Questo è un modo per assicurare l’efficacia della difesa d’ufficio, garantendo la retribuzione al difensore, se il proprio assistito non paga, nonostante sia stato intimato a farlo, oppure se l’assistito stesso risulta irreperibile o latitante.
Lo Stato ha diritto a recuperare la somma anticipata sul difeso, a meno che le condizioni di reddito di quest’ultimo non siano quelle che avrebbero consentito l’ammissione al patrocinio a spese dello Stato. Altra ipotesi è quella del fallimento (ex art. 144 T.U.).
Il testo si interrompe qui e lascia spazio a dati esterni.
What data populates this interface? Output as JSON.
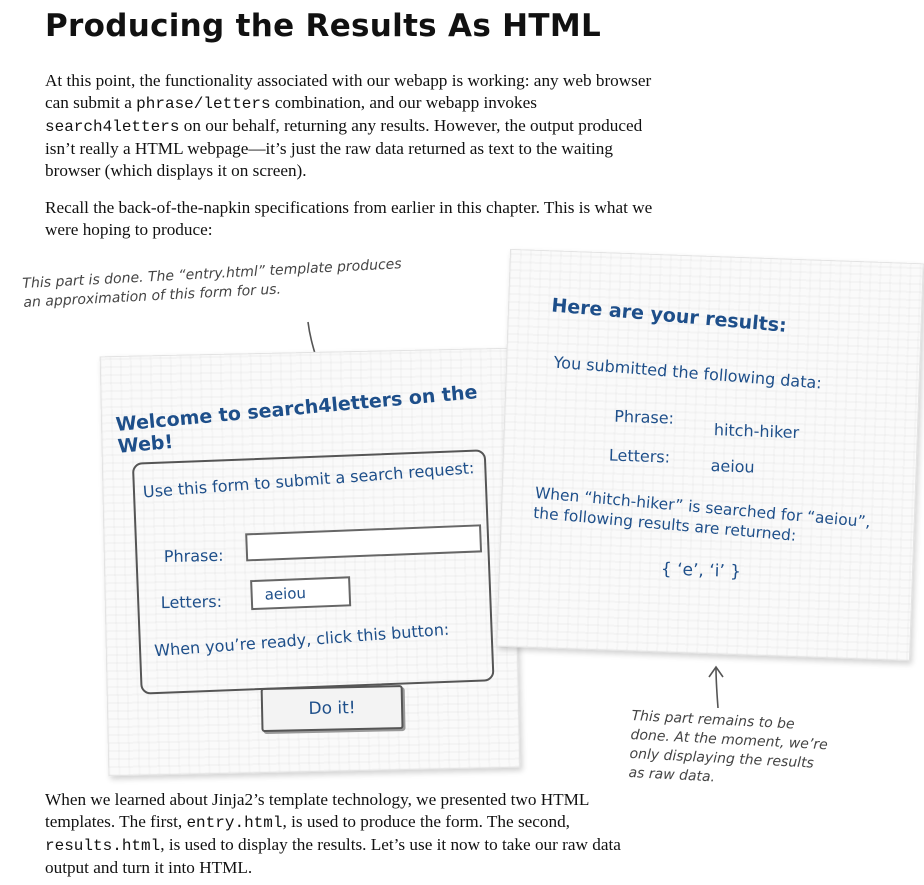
{
  "title": "Producing the Results As HTML",
  "para1": {
    "t1": "At this point, the functionality associated with our webapp is working: any web browser can submit a ",
    "c1": "phrase/letters",
    "t2": " combination, and our webapp invokes ",
    "c2": "search4letters",
    "t3": " on our behalf, returning any results. However, the output produced isn’t really a HTML webpage—it’s just the raw data returned as text to the waiting browser (which displays it on screen)."
  },
  "para2": "Recall the back-of-the-napkin specifications from earlier in this chapter. This is what we were hoping to produce:",
  "annot_left": "This part is done. The “entry.html” template produces an approximation of this form for us.",
  "annot_right": "This part remains to be done. At the moment, we’re only displaying the results as raw data.",
  "entry_napkin": {
    "title": "Welcome to search4letters on the Web!",
    "form_intro": "Use this form to submit a search request:",
    "phrase_label": "Phrase:",
    "phrase_value": "",
    "letters_label": "Letters:",
    "letters_value": "aeiou",
    "ready_text": "When you’re ready, click this button:",
    "button_label": "Do it!"
  },
  "results_napkin": {
    "title": "Here are your results:",
    "submitted": "You submitted the following data:",
    "phrase_label": "Phrase:",
    "phrase_value": "hitch-hiker",
    "letters_label": "Letters:",
    "letters_value": "aeiou",
    "when_text": "When “hitch-hiker” is searched for “aeiou”, the following results are returned:",
    "result": "{ ‘e’, ‘i’ }"
  },
  "para3": {
    "t1": "When we learned about Jinja2’s template technology, we presented two HTML templates. The first, ",
    "c1": "entry.html",
    "t2": ", is used to produce the form. The second, ",
    "c2": "results.html",
    "t3": ", is used to display the results. Let’s use it now to take our raw data output and turn it into HTML."
  }
}
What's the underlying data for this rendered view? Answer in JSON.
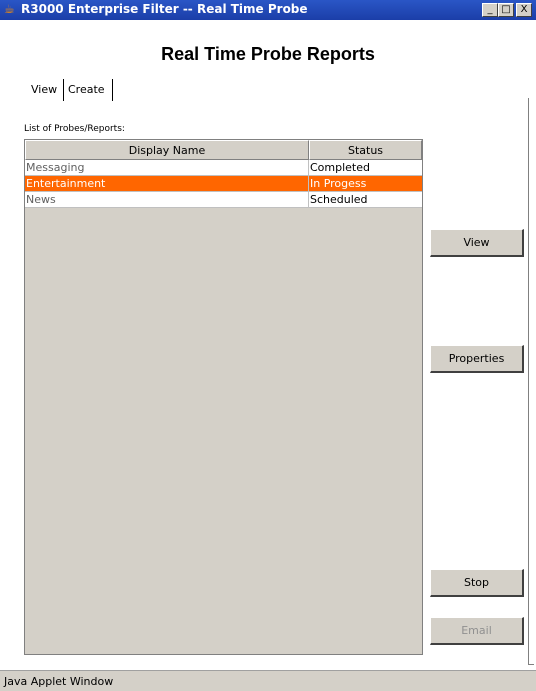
{
  "window": {
    "title": "R3000 Enterprise Filter -- Real Time Probe",
    "min_glyph": "_",
    "max_glyph": "□",
    "close_glyph": "X"
  },
  "page": {
    "title": "Real Time Probe Reports"
  },
  "tabs": [
    {
      "label": "View"
    },
    {
      "label": "Create"
    }
  ],
  "list": {
    "label": "List of Probes/Reports:",
    "columns": [
      "Display Name",
      "Status"
    ],
    "rows": [
      {
        "name": "Messaging",
        "status": "Completed",
        "selected": false
      },
      {
        "name": "Entertainment",
        "status": "In Progess",
        "selected": true
      },
      {
        "name": "News",
        "status": "Scheduled",
        "selected": false
      }
    ],
    "selected_color": "#ff6600"
  },
  "buttons": {
    "view": "View",
    "properties": "Properties",
    "stop": "Stop",
    "email": "Email"
  },
  "statusbar": {
    "text": "Java Applet Window"
  },
  "icons": {
    "app": "java-cup-icon"
  }
}
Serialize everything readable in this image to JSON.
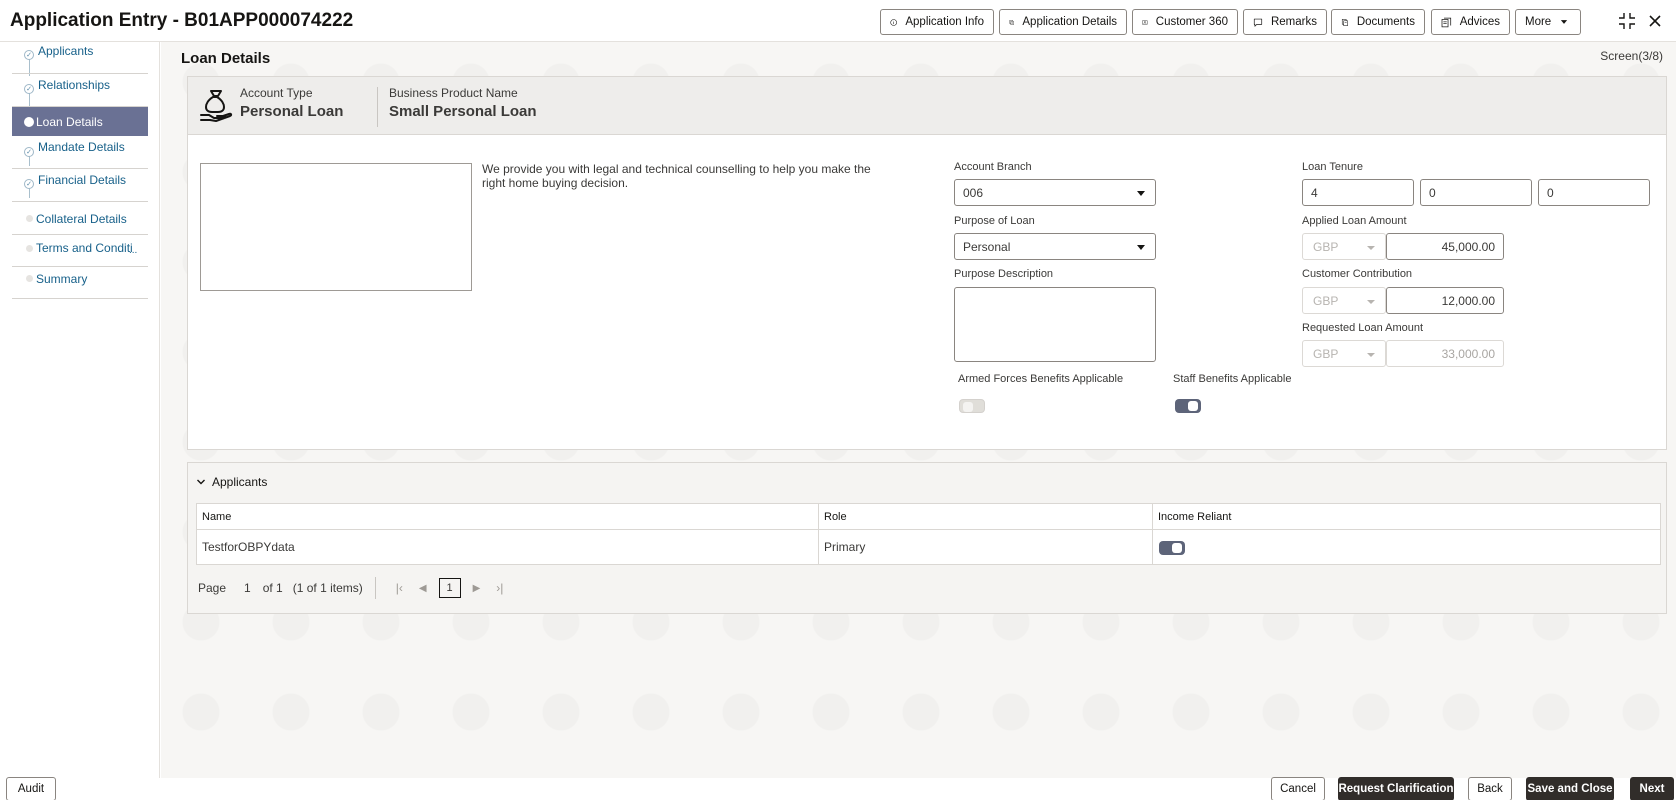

In relazione agli effetti dell’ammissione al patrocinio a spese dello Stato, si deve distinguere:
Processo penale (ex art. 107, 3° co. lett. c)), sono spese anticipate dall’erario le indennità di trasferta, i diritti, le spese di spedizione per le notifiche degli ufficiali giudiziari a richiesta d’ufficio o di parte.
Procedimento civile (ex art. 131, c. 5), sono anticipate o prenotate a debito con le modalità dell’articolo 33 Testo Unico per le notifiche a richiesta di parte le indennità di trasferta, i diritti e le spese di spedizione.
Procedura per adozione (ex art. 143, 1° co., lett. d): sono anticipate dall’erario le indennità di trasferta, i diritti e le spese di spedizione per le notifiche a richiesta d’ufficio e per le notifiche e gli atti di esecuzione a richiesta di parte.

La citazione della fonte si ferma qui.